The water budget of Fayetteville Green Lake.

Thursday 2 july 2015

12:42 - 12:45h at Oceania Foyer (level 0)

Themes: (T) Water resources and hydro informatics (WRHI), (ST) Surface and subsurface flow interactions, Poster pitches

Parallel session: Poster pitches: 11L. WRHI - FlowInteractions

A 19 month investigation has been conducted on the water budget of a meromictic lake in central New York: Fayetteville Green Lake in Green Lakes State Park. The field study has been carried out with a combination of discrete measurements of the stream flow and an innovative subsurface deployment of a pressure logger mooring to record lake level during a complete annual cycle. The hydrological data are interpreted with meteorological information from atmospheric loggers placed next to the lake and from a network of stations provided by the Weather Underground Internet resource. The rich dataset is used as the basis of water budget model to resolve the time series of stream flows, precipitation, groundwater input, and evaporation with the measured lake heights. The density of measurements permits intercomparisons that uncover inconsistencies in the a priori assumptions of time-independent groundwater inflow.

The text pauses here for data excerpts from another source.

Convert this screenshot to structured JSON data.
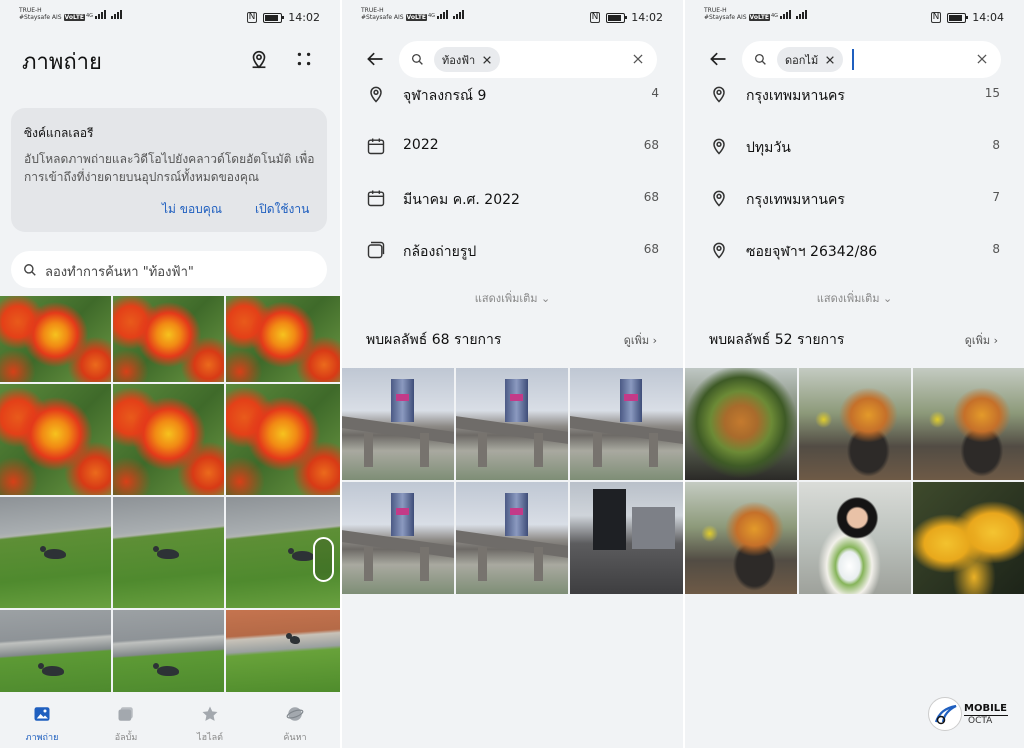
{
  "screens": [
    {
      "status": {
        "carrier1": "TRUE-H",
        "carrier2": "#Staysafe AIS",
        "tag": "VoLTE",
        "net": "4G",
        "time": "14:02"
      },
      "title": "ภาพถ่าย",
      "header_icons": [
        "location-pin-icon",
        "more-dots-icon"
      ],
      "sync_card": {
        "title": "ซิงค์แกลเลอรี",
        "description": "อัปโหลดภาพถ่ายและวิดีโอไปยังคลาวด์โดยอัตโนมัติ เพื่อการเข้าถึงที่ง่ายดายบนอุปกรณ์ทั้งหมดของคุณ",
        "decline": "ไม่ ขอบคุณ",
        "accept": "เปิดใช้งาน"
      },
      "search_placeholder": "ลองทำการค้นหา \"ท้องฟ้า\"",
      "bottom_nav": [
        {
          "label": "ภาพถ่าย",
          "icon": "photos-icon",
          "active": true
        },
        {
          "label": "อัลบั้ม",
          "icon": "albums-icon",
          "active": false
        },
        {
          "label": "ไฮไลต์",
          "icon": "star-icon",
          "active": false
        },
        {
          "label": "ค้นหา",
          "icon": "discover-icon",
          "active": false
        }
      ]
    },
    {
      "status": {
        "carrier1": "TRUE-H",
        "carrier2": "#Staysafe AIS",
        "tag": "VoLTE",
        "net": "4G",
        "time": "14:02"
      },
      "query_chip": "ท้องฟ้า",
      "rows": [
        {
          "icon": "location-pin-icon",
          "label": "จุฬาลงกรณ์ 9",
          "count": "4"
        },
        {
          "icon": "calendar-icon",
          "label": "2022",
          "count": "68"
        },
        {
          "icon": "calendar-icon",
          "label": "มีนาคม ค.ศ. 2022",
          "count": "68"
        },
        {
          "icon": "camera-album-icon",
          "label": "กล้องถ่ายรูป",
          "count": "68"
        }
      ],
      "show_more": "แสดงเพิ่มเติม",
      "results": "พบผลลัพธ์ 68 รายการ",
      "view_more": "ดูเพิ่ม"
    },
    {
      "status": {
        "carrier1": "TRUE-H",
        "carrier2": "#Staysafe AIS",
        "tag": "VoLTE",
        "net": "4G",
        "time": "14:04"
      },
      "query_chip": "ดอกไม้",
      "rows": [
        {
          "icon": "location-pin-icon",
          "label": "กรุงเทพมหานคร",
          "count": "15"
        },
        {
          "icon": "location-pin-icon",
          "label": "ปทุมวัน",
          "count": "8"
        },
        {
          "icon": "location-pin-icon",
          "label": "กรุงเทพมหานคร",
          "count": "7"
        },
        {
          "icon": "location-pin-icon",
          "label": "ซอยจุฬาฯ 26342/86",
          "count": "8"
        }
      ],
      "show_more": "แสดงเพิ่มเติม",
      "results": "พบผลลัพธ์ 52 รายการ",
      "view_more": "ดูเพิ่ม"
    }
  ],
  "watermark": {
    "line1": "MOBILE",
    "line2": "OCTA"
  }
}
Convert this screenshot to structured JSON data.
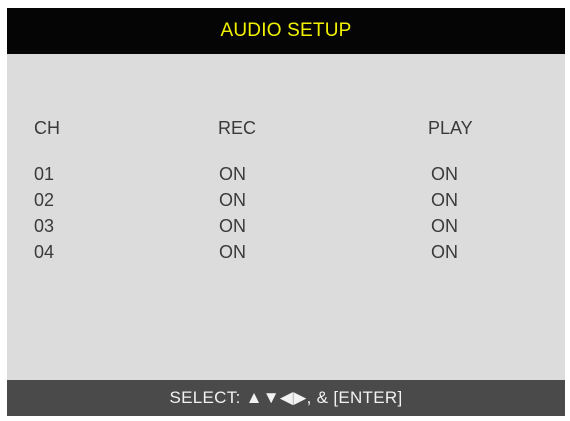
{
  "title": "AUDIO SETUP",
  "columns": {
    "ch": "CH",
    "rec": "REC",
    "play": "PLAY"
  },
  "rows": [
    {
      "ch": "01",
      "rec": "ON",
      "play": "ON"
    },
    {
      "ch": "02",
      "rec": "ON",
      "play": "ON"
    },
    {
      "ch": "03",
      "rec": "ON",
      "play": "ON"
    },
    {
      "ch": "04",
      "rec": "ON",
      "play": "ON"
    }
  ],
  "status": {
    "text": "SELECT: ▲▼◀▶, & [ENTER]"
  },
  "colors": {
    "title_bar": "#050505",
    "title_text": "#f2f200",
    "panel": "#dcdcdc",
    "status_bar": "#4a4a4a",
    "status_text": "#f2f2f2",
    "text": "#3a3a3a"
  }
}
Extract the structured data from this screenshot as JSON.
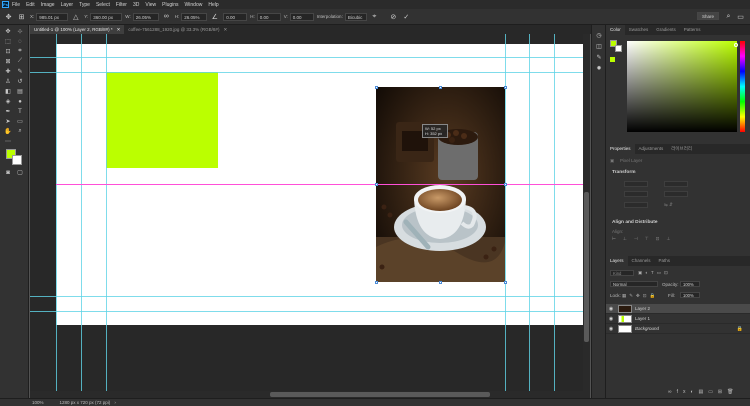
{
  "menubar": {
    "app_badge": "Ps",
    "items": [
      "File",
      "Edit",
      "Image",
      "Layer",
      "Type",
      "Select",
      "Filter",
      "3D",
      "View",
      "Plugins",
      "Window",
      "Help"
    ]
  },
  "options": {
    "x_label": "X:",
    "x_value": "985.01 px",
    "y_label": "Y:",
    "y_value": "360.00 px",
    "w_label": "W:",
    "w_value": "26.05%",
    "h_label": "H:",
    "h_value": "26.05%",
    "rotate_value": "0.00",
    "hskew_label": "H:",
    "hskew_value": "0.00",
    "vskew_label": "V:",
    "vskew_value": "0.00",
    "interp_label": "Interpolation:",
    "interp_value": "Bicubic",
    "share_label": "Share"
  },
  "tabs": [
    {
      "label": "Untitled-1 @ 100% (Layer 2, RGB/8#) *",
      "active": true
    },
    {
      "label": "coffee-7561288_1920.jpg @ 33.3% (RGB/8#)",
      "active": false
    }
  ],
  "canvas": {
    "tooltip_w": "W:  52 px",
    "tooltip_h": "H:  352 px",
    "colors": {
      "rect": "#bbff00",
      "guide": "#5fd3e6",
      "smart_guide": "#ff4fd8"
    }
  },
  "status": {
    "zoom": "100%",
    "doc_size": "1280 px x 720 px (72 ppi)"
  },
  "color_panel": {
    "tabs": [
      "Color",
      "Swatches",
      "Gradients",
      "Patterns"
    ],
    "foreground": "#bbff00",
    "background": "#ffffff"
  },
  "properties_panel": {
    "tabs": [
      "Properties",
      "Adjustments",
      "라이브러리"
    ],
    "layer_type": "Pixel Layer",
    "transform_title": "Transform",
    "align_title": "Align and Distribute",
    "align_label": "Align:"
  },
  "layers_panel": {
    "tabs": [
      "Layers",
      "Channels",
      "Paths"
    ],
    "filter_placeholder": "Kind",
    "blend_mode": "Normal",
    "opacity_label": "Opacity:",
    "opacity_value": "100%",
    "lock_label": "Lock:",
    "fill_label": "Fill:",
    "fill_value": "100%",
    "layers": [
      {
        "name": "Layer 2",
        "selected": true,
        "italic": false
      },
      {
        "name": "Layer 1",
        "selected": false,
        "italic": false
      },
      {
        "name": "Background",
        "selected": false,
        "italic": true
      }
    ]
  }
}
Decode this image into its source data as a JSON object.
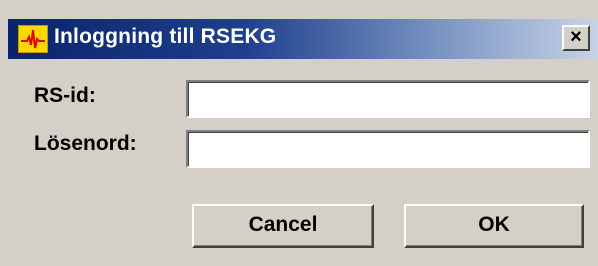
{
  "dialog": {
    "title": "Inloggning till RSEKG",
    "icon": "ecg-heartbeat-icon",
    "close_symbol": "×"
  },
  "form": {
    "rsid_label": "RS-id:",
    "rsid_value": "",
    "password_label": "Lösenord:",
    "password_value": ""
  },
  "buttons": {
    "cancel_label": "Cancel",
    "ok_label": "OK"
  },
  "colors": {
    "titlebar_start": "#0a246a",
    "titlebar_end": "#c8d3e6",
    "window_bg": "#d4d0c8",
    "icon_bg": "#ffd800",
    "icon_line": "#e00000"
  }
}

The evidence reveals pronounced seasonal changes in groundwater input to the lake that is associated with short-term response to rainfall during the spring, summer and autumn seasons. On the other hand, earlier tracer investigations demonstrated bottom lake water ages exceeding five years, and this points to extended groundwater flow paths. The issues of groundwater flux are significant because the varved bottom sediments of Fayetteville Green Lake are composed mostly of biogenically derived carbonates that are recognized as important archives of regional Holocene climate conditions. The sediment thickness as well as the chemical and isotopic composition reflects a combination of climatic and ecological conditions near the lake surface, which may be associated with groundwater-linked nutrient inputs and is only partially understood.